The premise of the model is simple: on a single duo sheet of paper, use one side to form Mary, the other to fold Jesus, and articulate the two figures so one can lounge on the other. In today’s terms this is challenging but entirely designable via stick figure analysis and use of one of many BP design tools (like Oriedita or BoxPleat Studio). Back in the 1970’s this was completely revolutionary – verging on witchcraft.

I chose plain Kraft paper initially to fold the model – I needed to get my head into the morphology first, as is so often the case, so folded a maquette just to see where folds are and what paper is left where. The “Elias Base” is familiar to me, having folded his Knight in Armor and Skiier, but the widget that lets you join the two figures is ingenious, and the surrounding paper then covers the join up to form Mary’s dress – genius really.

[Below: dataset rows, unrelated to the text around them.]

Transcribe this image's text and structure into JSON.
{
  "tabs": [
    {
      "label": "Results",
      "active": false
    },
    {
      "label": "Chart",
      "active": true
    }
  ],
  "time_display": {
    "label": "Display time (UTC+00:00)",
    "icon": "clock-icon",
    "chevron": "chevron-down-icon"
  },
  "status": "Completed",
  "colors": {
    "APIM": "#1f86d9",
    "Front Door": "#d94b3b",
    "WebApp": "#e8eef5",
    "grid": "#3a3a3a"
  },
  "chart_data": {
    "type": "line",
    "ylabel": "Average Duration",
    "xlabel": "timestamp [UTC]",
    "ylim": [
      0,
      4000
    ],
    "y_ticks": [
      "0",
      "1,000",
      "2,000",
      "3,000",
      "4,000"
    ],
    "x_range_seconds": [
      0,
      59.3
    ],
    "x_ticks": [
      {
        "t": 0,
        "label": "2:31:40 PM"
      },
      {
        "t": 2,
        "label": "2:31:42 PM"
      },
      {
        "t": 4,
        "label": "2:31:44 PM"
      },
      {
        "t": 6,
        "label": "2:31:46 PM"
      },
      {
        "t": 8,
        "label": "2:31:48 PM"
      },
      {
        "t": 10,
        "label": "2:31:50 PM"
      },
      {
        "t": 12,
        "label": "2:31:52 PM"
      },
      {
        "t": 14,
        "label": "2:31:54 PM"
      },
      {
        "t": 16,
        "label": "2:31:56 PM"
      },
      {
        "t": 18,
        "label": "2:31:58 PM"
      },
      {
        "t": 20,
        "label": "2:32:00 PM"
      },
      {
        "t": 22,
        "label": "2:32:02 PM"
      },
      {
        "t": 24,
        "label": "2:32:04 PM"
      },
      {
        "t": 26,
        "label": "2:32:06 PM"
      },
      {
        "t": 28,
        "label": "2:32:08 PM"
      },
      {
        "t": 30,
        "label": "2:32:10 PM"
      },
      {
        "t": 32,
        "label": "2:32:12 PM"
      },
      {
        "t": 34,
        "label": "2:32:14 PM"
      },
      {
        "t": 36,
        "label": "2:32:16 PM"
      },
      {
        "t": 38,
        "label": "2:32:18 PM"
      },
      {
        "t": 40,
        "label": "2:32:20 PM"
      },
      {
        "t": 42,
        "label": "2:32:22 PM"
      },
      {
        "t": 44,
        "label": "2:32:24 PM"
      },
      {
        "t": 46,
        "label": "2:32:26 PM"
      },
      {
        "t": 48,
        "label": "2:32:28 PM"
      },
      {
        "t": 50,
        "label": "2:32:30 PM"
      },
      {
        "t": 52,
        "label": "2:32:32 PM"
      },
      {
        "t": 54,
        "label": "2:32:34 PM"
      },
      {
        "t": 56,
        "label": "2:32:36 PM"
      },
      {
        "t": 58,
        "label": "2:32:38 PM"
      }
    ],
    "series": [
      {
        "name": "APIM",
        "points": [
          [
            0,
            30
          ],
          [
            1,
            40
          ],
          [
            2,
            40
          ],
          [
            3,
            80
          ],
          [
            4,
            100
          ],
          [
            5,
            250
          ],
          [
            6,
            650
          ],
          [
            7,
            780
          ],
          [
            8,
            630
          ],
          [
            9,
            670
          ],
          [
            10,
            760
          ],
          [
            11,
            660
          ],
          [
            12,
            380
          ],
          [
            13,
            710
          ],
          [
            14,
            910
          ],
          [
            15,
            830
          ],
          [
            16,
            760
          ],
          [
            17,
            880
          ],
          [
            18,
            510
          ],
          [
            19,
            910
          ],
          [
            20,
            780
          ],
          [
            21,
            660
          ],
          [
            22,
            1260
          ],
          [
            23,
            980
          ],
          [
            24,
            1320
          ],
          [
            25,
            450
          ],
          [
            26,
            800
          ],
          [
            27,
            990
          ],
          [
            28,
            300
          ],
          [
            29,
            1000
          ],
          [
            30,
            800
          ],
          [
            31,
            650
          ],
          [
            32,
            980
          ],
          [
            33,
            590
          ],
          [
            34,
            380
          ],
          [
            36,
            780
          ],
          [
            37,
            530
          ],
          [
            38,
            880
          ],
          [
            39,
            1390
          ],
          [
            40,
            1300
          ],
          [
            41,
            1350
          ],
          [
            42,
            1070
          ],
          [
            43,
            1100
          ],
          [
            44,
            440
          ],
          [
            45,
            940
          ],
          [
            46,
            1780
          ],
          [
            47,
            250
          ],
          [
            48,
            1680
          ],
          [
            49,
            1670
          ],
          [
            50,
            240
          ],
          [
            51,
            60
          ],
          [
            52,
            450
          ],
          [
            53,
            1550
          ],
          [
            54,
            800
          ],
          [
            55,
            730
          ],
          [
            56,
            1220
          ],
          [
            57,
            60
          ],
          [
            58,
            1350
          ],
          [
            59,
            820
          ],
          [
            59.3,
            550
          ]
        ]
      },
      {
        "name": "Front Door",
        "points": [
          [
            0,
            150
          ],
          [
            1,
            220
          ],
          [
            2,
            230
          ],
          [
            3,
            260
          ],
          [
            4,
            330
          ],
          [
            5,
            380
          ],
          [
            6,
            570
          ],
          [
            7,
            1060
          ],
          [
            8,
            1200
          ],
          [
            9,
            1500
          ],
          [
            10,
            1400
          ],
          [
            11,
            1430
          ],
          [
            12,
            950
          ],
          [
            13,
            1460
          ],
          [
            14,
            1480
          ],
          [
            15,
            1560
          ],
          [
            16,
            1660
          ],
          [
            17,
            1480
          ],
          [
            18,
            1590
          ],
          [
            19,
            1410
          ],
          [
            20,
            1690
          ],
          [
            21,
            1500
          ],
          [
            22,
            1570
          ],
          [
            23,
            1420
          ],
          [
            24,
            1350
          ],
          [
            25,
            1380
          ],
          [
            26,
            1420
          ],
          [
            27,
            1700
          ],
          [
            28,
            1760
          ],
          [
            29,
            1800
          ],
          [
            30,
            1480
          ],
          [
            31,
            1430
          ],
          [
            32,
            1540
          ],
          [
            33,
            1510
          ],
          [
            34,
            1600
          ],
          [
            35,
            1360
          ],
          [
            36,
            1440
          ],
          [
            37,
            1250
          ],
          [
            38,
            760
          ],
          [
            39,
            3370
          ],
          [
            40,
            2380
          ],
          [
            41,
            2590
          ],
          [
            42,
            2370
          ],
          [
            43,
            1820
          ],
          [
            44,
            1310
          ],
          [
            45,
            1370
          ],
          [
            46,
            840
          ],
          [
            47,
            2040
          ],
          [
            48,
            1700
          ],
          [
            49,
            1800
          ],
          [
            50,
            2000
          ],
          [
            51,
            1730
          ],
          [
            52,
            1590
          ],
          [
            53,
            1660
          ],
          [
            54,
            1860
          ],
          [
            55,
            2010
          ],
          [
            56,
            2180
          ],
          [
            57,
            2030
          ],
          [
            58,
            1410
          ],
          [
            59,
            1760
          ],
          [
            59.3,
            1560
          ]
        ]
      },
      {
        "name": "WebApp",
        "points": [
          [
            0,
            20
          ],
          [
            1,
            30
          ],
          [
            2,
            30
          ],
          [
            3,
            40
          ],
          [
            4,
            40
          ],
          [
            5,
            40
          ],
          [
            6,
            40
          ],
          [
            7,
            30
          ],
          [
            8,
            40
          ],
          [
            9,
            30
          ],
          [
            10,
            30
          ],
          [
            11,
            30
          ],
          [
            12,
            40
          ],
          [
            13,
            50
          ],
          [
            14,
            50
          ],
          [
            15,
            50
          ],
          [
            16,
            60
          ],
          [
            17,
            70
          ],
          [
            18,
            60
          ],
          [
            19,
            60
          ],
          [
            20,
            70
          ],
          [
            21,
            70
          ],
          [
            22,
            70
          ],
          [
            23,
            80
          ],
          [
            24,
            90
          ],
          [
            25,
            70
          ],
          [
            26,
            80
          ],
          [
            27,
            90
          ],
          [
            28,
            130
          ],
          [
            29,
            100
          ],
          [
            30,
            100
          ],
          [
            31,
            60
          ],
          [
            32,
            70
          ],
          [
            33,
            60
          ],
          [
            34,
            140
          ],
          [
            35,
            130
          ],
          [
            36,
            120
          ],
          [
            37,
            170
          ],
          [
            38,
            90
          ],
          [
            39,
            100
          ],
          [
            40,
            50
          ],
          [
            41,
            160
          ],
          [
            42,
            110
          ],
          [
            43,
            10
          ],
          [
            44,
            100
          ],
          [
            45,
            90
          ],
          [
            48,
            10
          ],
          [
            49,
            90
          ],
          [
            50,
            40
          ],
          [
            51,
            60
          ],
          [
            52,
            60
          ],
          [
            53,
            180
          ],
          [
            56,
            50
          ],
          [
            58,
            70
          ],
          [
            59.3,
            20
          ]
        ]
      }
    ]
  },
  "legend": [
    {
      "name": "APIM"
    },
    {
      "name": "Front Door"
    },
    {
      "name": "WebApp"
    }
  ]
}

Once I had a working maquette, I then folded another and turned to identifying shaping options. For this, I cut the 2 figures apart and took my time exploring shaping options for each figure separately without the crowding of the other. When I was happy with the effects I was going for I then folded the final duo paper version, deciding to have Jesus white and Mary natural Kraft. Shaping the whole model was fiddly because everything is so close quarters, but in the end I was happy with the individual details and set about composing the final combined pose.

I will admit to a few strategic glue spots, just to hold the structure together, but most of what you see is as I folded it, dry shaped. Kraft paper is amazingly expressive when I can get my hands to cooperate.
In the end, I am very satisfied with the model, and my version of it.